Two weeks before Finance Minister Nhlanhla Nene publishes revised growth forecasts, the Washington-based lender cut its estimate for 2015 to 1.4% from 2%.
More concerning was its projection that gross domestic product will expand just 1.3% next year, which would be the slowest pace since a recession in 2009.
China’s slump is hurting South Africa in two ways - curbing demand from its biggest trading partner and reducing revenue from platinum, iron ore and other metals that account for about half of the nation’s exports.
With thousands of mining jobs threatened and an electricity shortage curbing output, business confidence is at a 22-year low.
“The IMF forecast is on the negative side, but I don’t think it’s necessarily far-fetched,” Johan Rossouw, group economist at Vunani Securities, said by phone from Cape Town.
“We have an underlying problem on the demand side, a lack of confidence and everything that goes with that. But we also have a problem on the production side where we are not competitive enough and have capacity problems.”
The IMF’s projections are more pessimistic than those from the World Bank and South Africa’s central bank. The World Bank is forecasting gross domestic product (GDP) growth of 1.5% this year and 1.7% in 2016, while the Reserve Bank estimates 1.5% and 1.6% respectively.
Compared to previous bouts of currency depreciation, the rand’s 13% slide against the dollar this year has had a relatively muted effect on exports, mainly because of weak global demand and power shortages.
The rand dropped about 0.5% to R13.2689/1$ on Tuesday.
Recession fears are also coming to the fore. While Reserve Bank Governor Lesetja Kganyago said last week he doesn’t expect GDP to contract for a second consecutive quarter in the three months through September, manufacturing output has declined in six of the first eight months of the year. The industry makes up 13% of the economy.
“We hope to avoid a recession, but whether we have one or not, we’ll probably still have a situation where next year will be the third year of growth being around 1.5%,” Elna Moolman, an economist at Macquarie Group, said by phone from Johannesburg on October 9. “That means you are not creating work and you are putting yourself in a very difficult fiscal position.”

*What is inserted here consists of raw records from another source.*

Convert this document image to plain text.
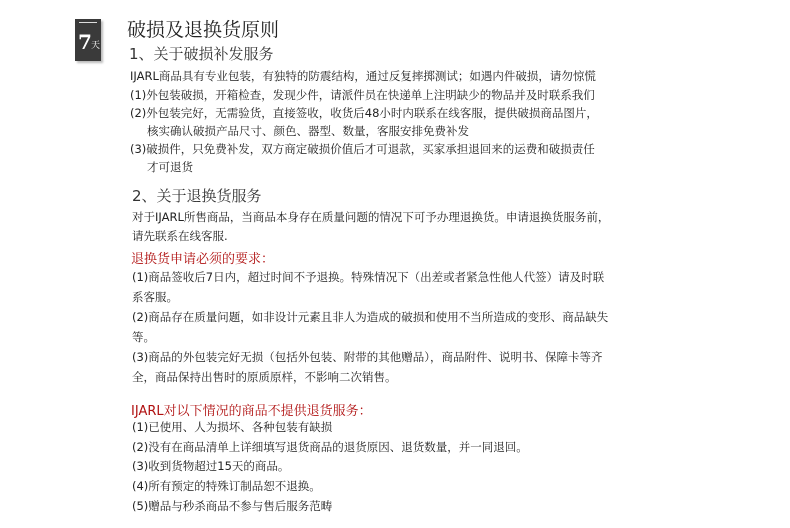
7 天
破损及退换货原则
1、关于破损补发服务
IJARL商品具有专业包装，有独特的防震结构，通过反复摔掷测试；如遇内件破损，请勿惊慌
(1)外包装破损，开箱检查，发现少件，请派件员在快递单上注明缺少的物品并及时联系我们
(2)外包装完好，无需验货，直接签收，收货后48小时内联系在线客服，提供破损商品图片，
核实确认破损产品尺寸、颜色、器型、数量，客服安排免费补发
(3)破损件，只免费补发，双方商定破损价值后才可退款，买家承担退回来的运费和破损责任
才可退货
2、关于退换货服务
对于IJARL所售商品，当商品本身存在质量问题的情况下可予办理退换货。申请退换货服务前，
请先联系在线客服.
退换货申请必须的要求：
(1)商品签收后7日内，超过时间不予退换。特殊情况下（出差或者紧急性他人代签）请及时联
系客服。
(2)商品存在质量问题，如非设计元素且非人为造成的破损和使用不当所造成的变形、商品缺失
等。
(3)商品的外包装完好无损（包括外包装、附带的其他赠品），商品附件、说明书、保障卡等齐
全，商品保持出售时的原质原样，不影响二次销售。
IJARL对以下情况的商品不提供退货服务：
(1)已使用、人为损坏、各种包装有缺损
(2)没有在商品清单上详细填写退货商品的退货原因、退货数量，并一同退回。
(3)收到货物超过15天的商品。
(4)所有预定的特殊订制品恕不退换。
(5)赠品与秒杀商品不参与售后服务范畴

Slower growth makes Nene’s fiscal targets more difficult to achieve. He is due to publish revised estimates in his mid-term budget on October 23 at a time when credit-rating companies scrutinise the nation’s finances for any slide away from fiscal tightening.

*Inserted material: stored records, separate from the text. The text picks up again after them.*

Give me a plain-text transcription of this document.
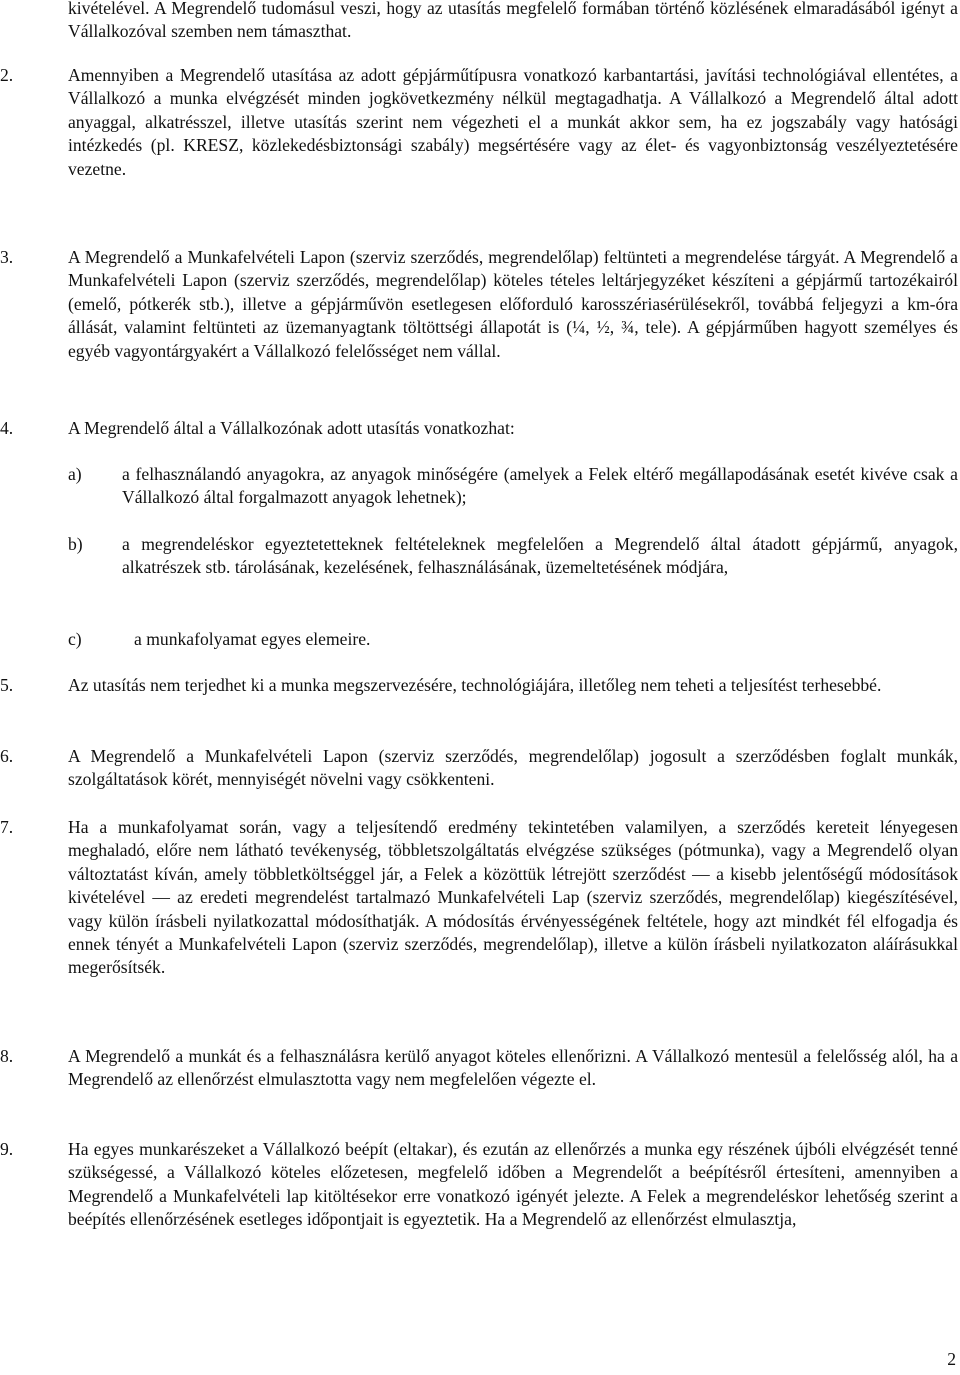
kivételével. A Megrendelő tudomásul veszi, hogy az utasítás megfelelő formában történő közlésének elmaradásából igényt a Vállalkozóval szemben nem támaszthat.
2.	Amennyiben a Megrendelő utasítása az adott gépjárműtípusra vonatkozó karbantartási, javítási technológiával ellentétes, a Vállalkozó a munka elvégzését minden jogkövetkezmény nélkül megtagadhatja. A Vállalkozó a Megrendelő által adott anyaggal, alkatrésszel, illetve utasítás szerint nem végezheti el a munkát akkor sem, ha ez jogszabály vagy hatósági intézkedés (pl. KRESZ, közlekedésbiztonsági szabály) megsértésére vagy az élet- és vagyonbiztonság veszélyeztetésére vezetne.
3.	A Megrendelő a Munkafelvételi Lapon (szerviz szerződés, megrendelőlap) feltünteti a megrendelése tárgyát. A Megrendelő a Munkafelvételi Lapon (szerviz szerződés, megrendelőlap) köteles tételes leltárjegyzéket készíteni a gépjármű tartozékairól (emelő, pótkerék stb.), illetve a gépjárművön esetlegesen előforduló karosszériasérülésekről, továbbá feljegyzi a km-óra állását, valamint feltünteti az üzemanyagtank töltöttségi állapotát is (¼, ½, ¾, tele). A gépjárműben hagyott személyes és egyéb vagyontárgyakért a Vállalkozó felelősséget nem vállal.
4.	A Megrendelő által a Vállalkozónak adott utasítás vonatkozhat:
a)	a felhasználandó anyagokra, az anyagok minőségére (amelyek a Felek eltérő megállapodásának esetét kivéve csak a Vállalkozó által forgalmazott anyagok lehetnek);
b)	a megrendeléskor egyeztetetteknek feltételeknek megfelelően a Megrendelő által átadott gépjármű, anyagok, alkatrészek stb. tárolásának, kezelésének, felhasználásának, üzemeltetésének módjára,
c)	a munkafolyamat egyes elemeire.
5.	Az utasítás nem terjedhet ki a munka megszervezésére, technológiájára, illetőleg nem teheti a teljesítést terhesebbé.
6.	A Megrendelő a Munkafelvételi Lapon (szerviz szerződés, megrendelőlap) jogosult a szerződésben foglalt munkák, szolgáltatások körét, mennyiségét növelni vagy csökkenteni.
7.	Ha a munkafolyamat során, vagy a teljesítendő eredmény tekintetében valamilyen, a szerződés kereteit lényegesen meghaladó, előre nem látható tevékenység, többletszolgáltatás elvégzése szükséges (pótmunka), vagy a Megrendelő olyan változtatást kíván, amely többletköltséggel jár, a Felek a közöttük létrejött szerződést — a kisebb jelentőségű módosítások kivételével — az eredeti megrendelést tartalmazó Munkafelvételi Lap (szerviz szerződés, megrendelőlap) kiegészítésével, vagy külön írásbeli nyilatkozattal módosíthatják. A módosítás érvényességének feltétele, hogy azt mindkét fél elfogadja és ennek tényét a Munkafelvételi Lapon (szerviz szerződés, megrendelőlap), illetve a külön írásbeli nyilatkozaton aláírásukkal megerősítsék.
8.	A Megrendelő a munkát és a felhasználásra kerülő anyagot köteles ellenőrizni. A Vállalkozó mentesül a felelősség alól, ha a Megrendelő az ellenőrzést elmulasztotta vagy nem megfelelően végezte el.
9.	Ha egyes munkarészeket a Vállalkozó beépít (eltakar), és ezután az ellenőrzés a munka egy részének újbóli elvégzését tenné szükségessé, a Vállalkozó köteles előzetesen, megfelelő időben a Megrendelőt a beépítésről értesíteni, amennyiben a Megrendelő a Munkafelvételi lap kitöltésekor erre vonatkozó igényét jelezte. A Felek a megrendeléskor lehetőség szerint a beépítés ellenőrzésének esetleges időpontjait is egyeztetik. Ha a Megrendelő az ellenőrzést elmulasztja,
2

Nene has pledged to narrow the budget deficit to 2.5% of GDP in the year through March 2018 from an estimated 3.9% this year.
“There’s immense pressure on the National Treasury right now, especially as we’re going into local government elections, and the global context which is much less supportive than before,” Peter Worthington, an economist at Barclays Africa Group’s Johannesburg-based investment-banking unit, told reporters on October 7.